One persons journal of the journey of life post diagnosis of cancer. Just my way of dealing with my own mortality.
Tuesday, 13 January 2015
The Christmas story...Soft medicine
Its difficult when you are so depleted & worn low to look at Christmas with enthusiasm. Its a time for family and celebration, reconciliation and joy. Instead I found myself torn & tearful, awaiting the scan and its results; too much emotion, my stress bucket brimming over. Feeling hope yet hopeless, whilst all the time striving to be cheerful, positive, upbeat, in short 'Merry'.
Late on the afternoon of Christmas eve the phone rang and one of the hospital oncologists had gone out of his way to call to inform us that largely speaking the scan results were good. No sign of active cancer in the lower torso, again some anomalies in the left chest area that they wanted to ask the respiratory specialists to consider. Probably not cancer, could be from a previous infection, blood tests should clarify this and any actions could then be decided with the oncologist in January. We were overjoyed, it had worked. All those weeks of drugs, distress ,illness & infirmity had paid off; at least for a while we had a truly positive outcome and this man had taken it upon himself to give us the best of all Christmas gifts with this good news.
So we had a truly joyful Christmas and a tired, but uplifting, new year. We visited France & French friends, languished in front of wood fires and at midnight into the new year drank champagne outside our lovely French farmhouse; looking at the stars and listening to the church bells from the villages and the laughter & distant noise of happy voices.
We returned early January to meet with the lead oncologist and discuss this further & here is where we found a phenomenon we had experienced before & seems almost inevitable in cancer care. Its called confusion...' Medical Mixed Message Syndrome'. Not a true ailment or affliction, but seems to exist whenever serious illness and human emotions need to be considered. Its about how words are used and delivered, its about the academic, purely logical analysis and the experiential voice of reason and empathy with truth.
The news was no different, the facts no clearer or changed, but how the words were delivered and their effect was very different. We were given all the possible outcomes, all the negative possibilities and our questions and the side effects politely listened too and then dismissed.

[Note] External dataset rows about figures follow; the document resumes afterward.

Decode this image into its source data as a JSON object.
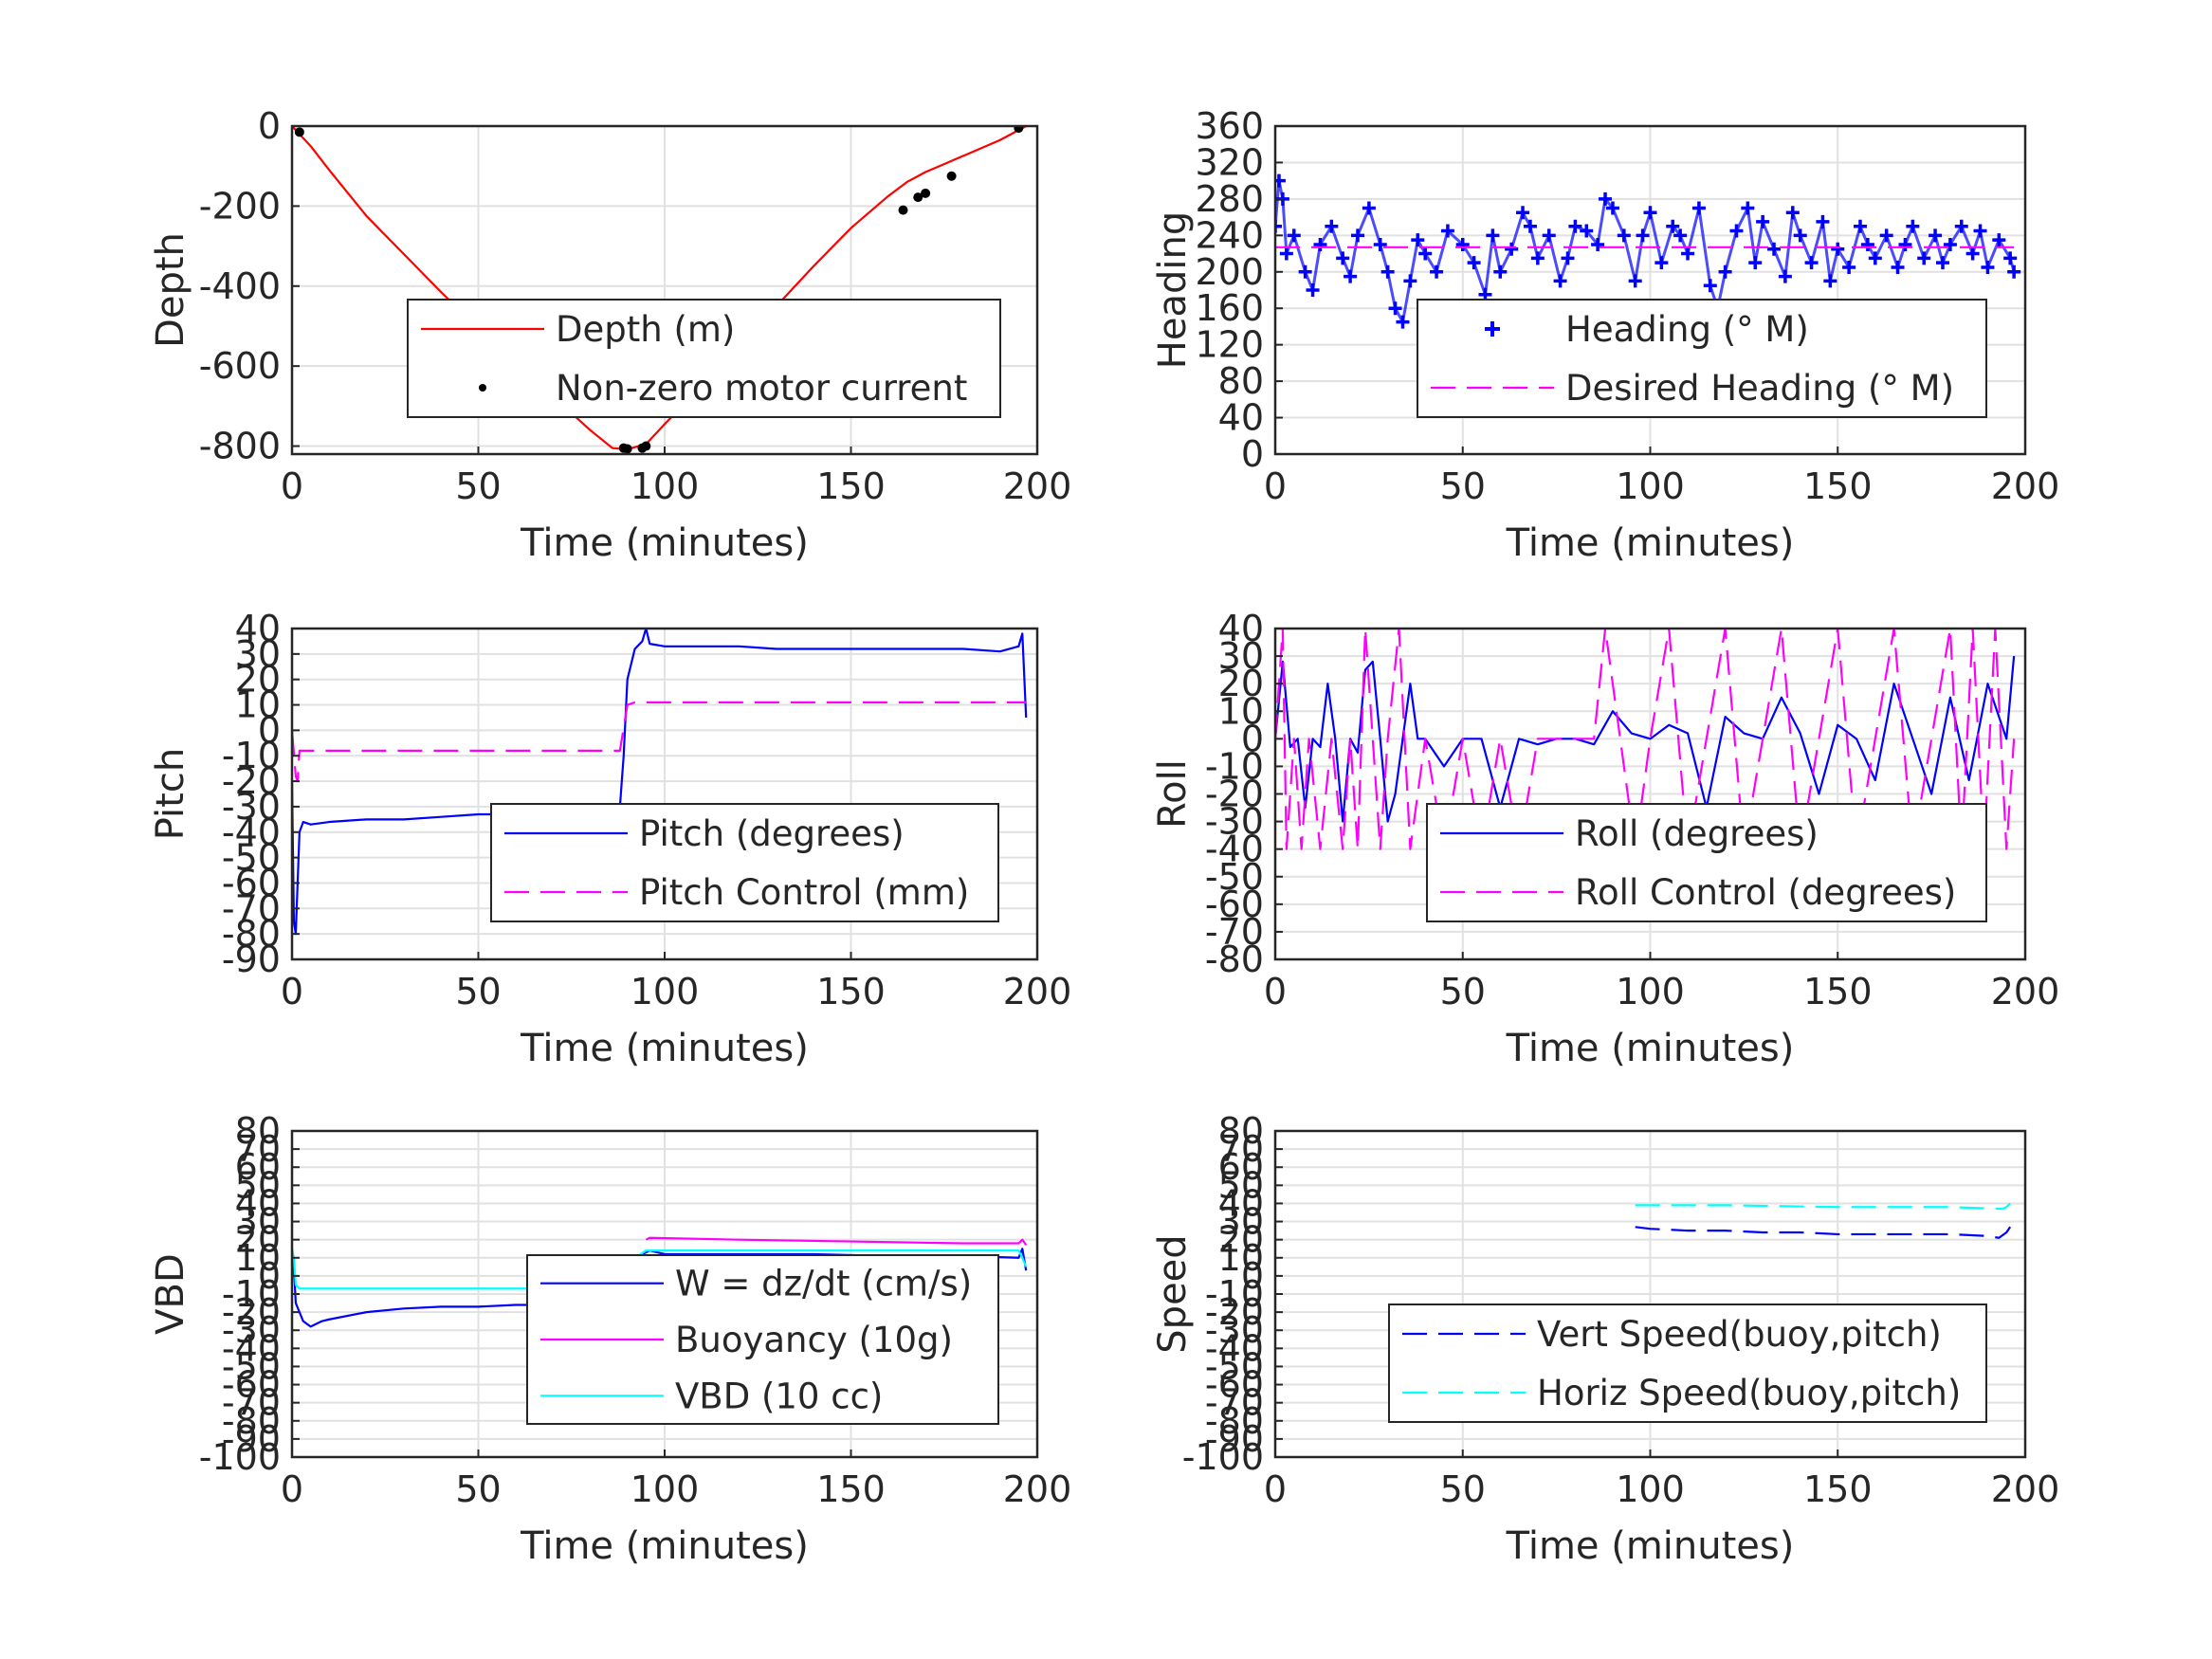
{
  "chart_data": [
    {
      "id": "depth",
      "type": "line",
      "xlabel": "Time (minutes)",
      "ylabel": "Depth",
      "xlim": [
        0,
        200
      ],
      "ylim": [
        -820,
        0
      ],
      "xticks": [
        0,
        50,
        100,
        150,
        200
      ],
      "yticks": [
        0,
        -200,
        -400,
        -600,
        -800
      ],
      "grid": true,
      "legend_position": "center-right",
      "series": [
        {
          "name": "Depth (m)",
          "color": "#ff0000",
          "style": "solid",
          "x": [
            0,
            5,
            10,
            20,
            30,
            40,
            50,
            60,
            70,
            80,
            86,
            90,
            95,
            100,
            110,
            120,
            130,
            140,
            150,
            160,
            165,
            170,
            175,
            180,
            185,
            190,
            195,
            197
          ],
          "y": [
            0,
            -50,
            -110,
            -225,
            -320,
            -415,
            -505,
            -590,
            -675,
            -760,
            -805,
            -808,
            -795,
            -745,
            -650,
            -550,
            -450,
            -350,
            -255,
            -175,
            -140,
            -115,
            -95,
            -75,
            -55,
            -35,
            -10,
            0
          ]
        },
        {
          "name": "Non-zero motor current",
          "color": "#000000",
          "style": "dots",
          "x": [
            2,
            89,
            90,
            94,
            95,
            164,
            168,
            170,
            177,
            195
          ],
          "y": [
            -15,
            -805,
            -807,
            -805,
            -800,
            -210,
            -178,
            -168,
            -125,
            -5
          ]
        }
      ]
    },
    {
      "id": "heading",
      "type": "scatter",
      "xlabel": "Time (minutes)",
      "ylabel": "Heading",
      "xlim": [
        0,
        200
      ],
      "ylim": [
        0,
        360
      ],
      "xticks": [
        0,
        50,
        100,
        150,
        200
      ],
      "yticks": [
        0,
        40,
        80,
        120,
        160,
        200,
        240,
        280,
        320,
        360
      ],
      "grid": true,
      "legend_position": "bottom-right",
      "series": [
        {
          "name": "Heading (° M)",
          "color": "#0000ff",
          "style": "plus",
          "x": [
            0,
            1,
            2,
            3,
            5,
            8,
            10,
            12,
            15,
            18,
            20,
            22,
            25,
            28,
            30,
            32,
            34,
            36,
            38,
            40,
            43,
            46,
            50,
            53,
            56,
            58,
            60,
            63,
            66,
            68,
            70,
            73,
            76,
            78,
            80,
            83,
            86,
            88,
            90,
            93,
            96,
            98,
            100,
            103,
            106,
            108,
            110,
            113,
            116,
            118,
            120,
            123,
            126,
            128,
            130,
            133,
            136,
            138,
            140,
            143,
            146,
            148,
            150,
            153,
            156,
            158,
            160,
            163,
            166,
            168,
            170,
            173,
            176,
            178,
            180,
            183,
            186,
            188,
            190,
            193,
            196,
            197
          ],
          "y": [
            250,
            300,
            280,
            220,
            240,
            200,
            180,
            230,
            250,
            215,
            195,
            240,
            270,
            230,
            200,
            160,
            145,
            190,
            235,
            220,
            200,
            245,
            230,
            210,
            175,
            240,
            200,
            225,
            265,
            250,
            215,
            240,
            190,
            215,
            250,
            245,
            230,
            280,
            270,
            240,
            190,
            240,
            265,
            210,
            250,
            240,
            220,
            270,
            185,
            160,
            200,
            245,
            270,
            210,
            255,
            225,
            195,
            265,
            240,
            210,
            255,
            190,
            225,
            205,
            250,
            230,
            215,
            240,
            205,
            230,
            250,
            215,
            240,
            210,
            230,
            250,
            220,
            245,
            205,
            235,
            215,
            200
          ]
        },
        {
          "name": "Desired Heading (° M)",
          "color": "#ff00ff",
          "style": "dashed",
          "x": [
            0,
            197
          ],
          "y": [
            227,
            227
          ]
        }
      ]
    },
    {
      "id": "pitch",
      "type": "line",
      "xlabel": "Time (minutes)",
      "ylabel": "Pitch",
      "xlim": [
        0,
        200
      ],
      "ylim": [
        -90,
        40
      ],
      "xticks": [
        0,
        50,
        100,
        150,
        200
      ],
      "yticks": [
        40,
        30,
        20,
        10,
        0,
        -10,
        -20,
        -30,
        -40,
        -50,
        -60,
        -70,
        -80,
        -90
      ],
      "grid": true,
      "legend_position": "bottom-right",
      "series": [
        {
          "name": "Pitch (degrees)",
          "color": "#0000ff",
          "style": "solid",
          "x": [
            0,
            0.5,
            1,
            1.5,
            2,
            3,
            5,
            10,
            20,
            30,
            40,
            50,
            60,
            70,
            80,
            86,
            88,
            89,
            90,
            92,
            94,
            95,
            96,
            100,
            110,
            120,
            130,
            140,
            150,
            160,
            170,
            180,
            190,
            195,
            196,
            197
          ],
          "y": [
            -20,
            -75,
            -80,
            -60,
            -40,
            -36,
            -37,
            -36,
            -35,
            -35,
            -34,
            -33,
            -33,
            -33,
            -33,
            -33,
            -30,
            -10,
            20,
            32,
            35,
            40,
            34,
            33,
            33,
            33,
            32,
            32,
            32,
            32,
            32,
            32,
            31,
            33,
            38,
            5
          ]
        },
        {
          "name": "Pitch Control (mm)",
          "color": "#ff00ff",
          "style": "dashed",
          "x": [
            0,
            1,
            1.5,
            2,
            5,
            10,
            30,
            50,
            70,
            85,
            88,
            90,
            92,
            95,
            120,
            150,
            180,
            197
          ],
          "y": [
            0,
            -18,
            -20,
            -8,
            -8,
            -8,
            -8,
            -8,
            -8,
            -8,
            -8,
            10,
            11,
            11,
            11,
            11,
            11,
            11
          ]
        }
      ]
    },
    {
      "id": "roll",
      "type": "line",
      "xlabel": "Time (minutes)",
      "ylabel": "Roll",
      "xlim": [
        0,
        200
      ],
      "ylim": [
        -80,
        40
      ],
      "xticks": [
        0,
        50,
        100,
        150,
        200
      ],
      "yticks": [
        40,
        30,
        20,
        10,
        0,
        -10,
        -20,
        -30,
        -40,
        -50,
        -60,
        -70,
        -80
      ],
      "grid": true,
      "legend_position": "bottom-right",
      "series": [
        {
          "name": "Roll (degrees)",
          "color": "#0000ff",
          "style": "solid",
          "x": [
            0,
            2,
            4,
            6,
            8,
            10,
            12,
            14,
            16,
            18,
            20,
            22,
            24,
            26,
            28,
            30,
            32,
            34,
            36,
            38,
            40,
            45,
            50,
            55,
            60,
            65,
            70,
            75,
            80,
            85,
            90,
            95,
            100,
            105,
            110,
            115,
            120,
            125,
            130,
            135,
            140,
            145,
            150,
            155,
            160,
            165,
            170,
            175,
            180,
            185,
            190,
            195,
            197
          ],
          "y": [
            0,
            28,
            -3,
            0,
            -25,
            0,
            -3,
            20,
            0,
            -30,
            0,
            -5,
            25,
            28,
            0,
            -30,
            -20,
            0,
            20,
            0,
            0,
            -10,
            0,
            0,
            -25,
            0,
            -2,
            0,
            0,
            -2,
            10,
            2,
            0,
            5,
            2,
            -25,
            8,
            2,
            0,
            15,
            2,
            -20,
            5,
            0,
            -15,
            20,
            0,
            -20,
            15,
            -15,
            20,
            0,
            30
          ]
        },
        {
          "name": "Roll Control (degrees)",
          "color": "#ff00ff",
          "style": "dashed",
          "x": [
            0,
            2,
            3,
            5,
            7,
            9,
            12,
            15,
            18,
            20,
            22,
            24,
            26,
            28,
            30,
            33,
            36,
            40,
            45,
            50,
            55,
            60,
            65,
            70,
            75,
            80,
            85,
            88,
            92,
            96,
            100,
            105,
            110,
            115,
            120,
            125,
            130,
            135,
            140,
            145,
            150,
            155,
            160,
            165,
            170,
            175,
            180,
            183,
            186,
            189,
            192,
            195,
            197
          ],
          "y": [
            0,
            40,
            -40,
            0,
            -40,
            0,
            -40,
            0,
            -40,
            0,
            -40,
            40,
            0,
            -40,
            0,
            40,
            -40,
            0,
            -40,
            0,
            -40,
            0,
            -40,
            0,
            0,
            0,
            0,
            40,
            0,
            -40,
            0,
            40,
            -40,
            0,
            40,
            -40,
            0,
            40,
            -40,
            0,
            40,
            -40,
            0,
            40,
            -40,
            0,
            40,
            -40,
            40,
            -40,
            40,
            -40,
            0
          ]
        }
      ]
    },
    {
      "id": "vbd",
      "type": "line",
      "xlabel": "Time (minutes)",
      "ylabel": "VBD",
      "xlim": [
        0,
        200
      ],
      "ylim": [
        -100,
        80
      ],
      "xticks": [
        0,
        50,
        100,
        150,
        200
      ],
      "yticks": [
        80,
        70,
        60,
        50,
        40,
        30,
        20,
        10,
        0,
        -10,
        -20,
        -30,
        -40,
        -50,
        -60,
        -70,
        -80,
        -90,
        -100
      ],
      "ytick_labels": [
        "80",
        "70",
        "60",
        "50",
        "40",
        "30",
        "20",
        "10",
        "0",
        "-10",
        "-20",
        "-30",
        "-40",
        "-50",
        "-60",
        "-70",
        "-80",
        "-90",
        "-100"
      ],
      "grid": true,
      "legend_position": "center-right",
      "series": [
        {
          "name": "W = dz/dt (cm/s)",
          "color": "#0000ff",
          "style": "solid",
          "x": [
            0,
            0.5,
            1,
            2,
            3,
            5,
            8,
            10,
            20,
            30,
            40,
            50,
            60,
            70,
            80,
            85,
            86,
            88,
            90,
            92,
            94,
            96,
            100,
            120,
            140,
            160,
            180,
            195,
            196,
            197
          ],
          "y": [
            15,
            5,
            -15,
            -20,
            -25,
            -28,
            -25,
            -24,
            -20,
            -18,
            -17,
            -17,
            -16,
            -16,
            -16,
            -16,
            -5,
            -2,
            0,
            5,
            12,
            14,
            12,
            12,
            12,
            11,
            11,
            10,
            15,
            3
          ]
        },
        {
          "name": "Buoyancy (10g)",
          "color": "#ff00ff",
          "style": "solid",
          "x": [
            95,
            96,
            120,
            150,
            180,
            195,
            196,
            197
          ],
          "y": [
            20,
            21,
            20,
            19,
            18,
            18,
            20,
            17
          ]
        },
        {
          "name": "VBD (10 cc)",
          "color": "#00ffff",
          "style": "solid",
          "x": [
            0,
            0.5,
            1,
            2,
            5,
            20,
            40,
            60,
            80,
            88,
            90,
            95,
            100,
            150,
            195,
            196,
            197
          ],
          "y": [
            15,
            10,
            -5,
            -7,
            -7,
            -7,
            -7,
            -7,
            -7,
            -7,
            7,
            14,
            14,
            14,
            14,
            10,
            5
          ]
        }
      ]
    },
    {
      "id": "speed",
      "type": "line",
      "xlabel": "Time (minutes)",
      "ylabel": "Speed",
      "xlim": [
        0,
        200
      ],
      "ylim": [
        -100,
        80
      ],
      "xticks": [
        0,
        50,
        100,
        150,
        200
      ],
      "yticks": [
        80,
        70,
        60,
        50,
        40,
        30,
        20,
        10,
        0,
        -10,
        -20,
        -30,
        -40,
        -50,
        -60,
        -70,
        -80,
        -90,
        -100
      ],
      "ytick_labels": [
        "80",
        "70",
        "60",
        "50",
        "40",
        "30",
        "20",
        "10",
        "0",
        "-10",
        "-20",
        "-30",
        "-40",
        "-50",
        "-60",
        "-70",
        "-80",
        "-90",
        "-100"
      ],
      "grid": true,
      "legend_position": "bottom-right",
      "series": [
        {
          "name": "Vert Speed(buoy,pitch)",
          "color": "#0000ff",
          "style": "dashed",
          "x": [
            96,
            100,
            110,
            120,
            130,
            140,
            150,
            160,
            170,
            180,
            190,
            193,
            195,
            196
          ],
          "y": [
            27,
            26,
            25,
            25,
            24,
            24,
            23,
            23,
            23,
            23,
            22,
            21,
            24,
            27
          ]
        },
        {
          "name": "Horiz Speed(buoy,pitch)",
          "color": "#00ffff",
          "style": "dashed",
          "x": [
            96,
            120,
            150,
            180,
            194,
            195,
            196
          ],
          "y": [
            39,
            39,
            38,
            38,
            37,
            38,
            40
          ]
        }
      ]
    }
  ]
}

Its not that the words had different meanings, or that the message was changed, more that the overall effect was undermining, less positive, flat and we came away feeling deflated and anxious. Not till a weekend of discussing and dismembering did we come to realise nothing had fundamentally changed. Then on Monday we had calls from support staff at both hospitals which re-spun the facts, had positive structure and affirmed our pre-Christmas optimism.
Its partly that the minds of some medics are so high functioning that they can't move into the real world of people & empathy skills and partly that they need to deal with certainties and will not enter into the realm of empathy, aspiration and hope. I call it 'Soft Medicine'; the analogy lies in the artistic concept of ' Form and Function', should a design be beautiful for the sake of beauty or should it always have functionality first.
I think our medics have a difficult line to tread; between experiential & life affirming versus academic & clinical accuracy. Its seems to me its all about the spaces between the grains of sand.
They say 'Beware the surgeons blade', but perhaps we should be more fearful of his words.